IF 3.7 3区 医学 Q1 OPHTHALMOLOGY Pub Date : 2025-01-01 DOI: 10.1016/j.apjo.2025.100134
Wen Wen , Sonal K. Farzavandi , Miho Sato , Boon Long Quah , Simon T. Ko , T.S. Surendran , An-Guor Wang , Jeong-Min Hwang , Rita S. Sitorus , Shuan Dai , Wei Zhang , Kanxing Zhao , Jason C. Yam , Frank Martin , Chen Zhao
Acute acquired comitant esotropia (AACE) is a concomitant strabismus characterized by sudden onset, mostly associated with diplopia. The prevalence of AACE has significantly increased, and various management approaches have been recommended in recent years.
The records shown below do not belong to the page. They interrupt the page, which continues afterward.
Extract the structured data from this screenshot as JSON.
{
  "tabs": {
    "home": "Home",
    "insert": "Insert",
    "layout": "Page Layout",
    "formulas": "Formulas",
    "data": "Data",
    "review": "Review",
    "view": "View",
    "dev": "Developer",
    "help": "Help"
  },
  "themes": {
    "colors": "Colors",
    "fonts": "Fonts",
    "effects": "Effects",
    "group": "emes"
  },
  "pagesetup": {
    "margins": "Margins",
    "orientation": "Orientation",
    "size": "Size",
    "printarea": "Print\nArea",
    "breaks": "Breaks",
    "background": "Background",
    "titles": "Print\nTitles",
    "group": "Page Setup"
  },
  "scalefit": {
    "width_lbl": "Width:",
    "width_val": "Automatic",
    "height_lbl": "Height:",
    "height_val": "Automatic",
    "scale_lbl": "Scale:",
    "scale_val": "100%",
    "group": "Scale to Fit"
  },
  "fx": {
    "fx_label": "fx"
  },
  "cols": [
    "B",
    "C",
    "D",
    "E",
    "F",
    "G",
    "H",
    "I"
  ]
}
This study by the Council of Asia-Pacific Strabismus and Pediatric Ophthalmology Society aimed to provide an overview of the clinical features, etiology and the nonsurgical and surgical treatment recommendations for the condition to equip strabismus specialists with the most updated knowledge.
急性获得性共同性内斜视(AACE)是一种突发性的共同性斜视,多与复视有关。近年来,AACE的发病率显著上升,各种治疗方法被推荐。本研究由亚太地区斜视委员会和儿童眼科学会共同开展,旨在概述斜视的临床特征、病因以及非手术和手术治疗建议,为斜视专家提供最新的知识。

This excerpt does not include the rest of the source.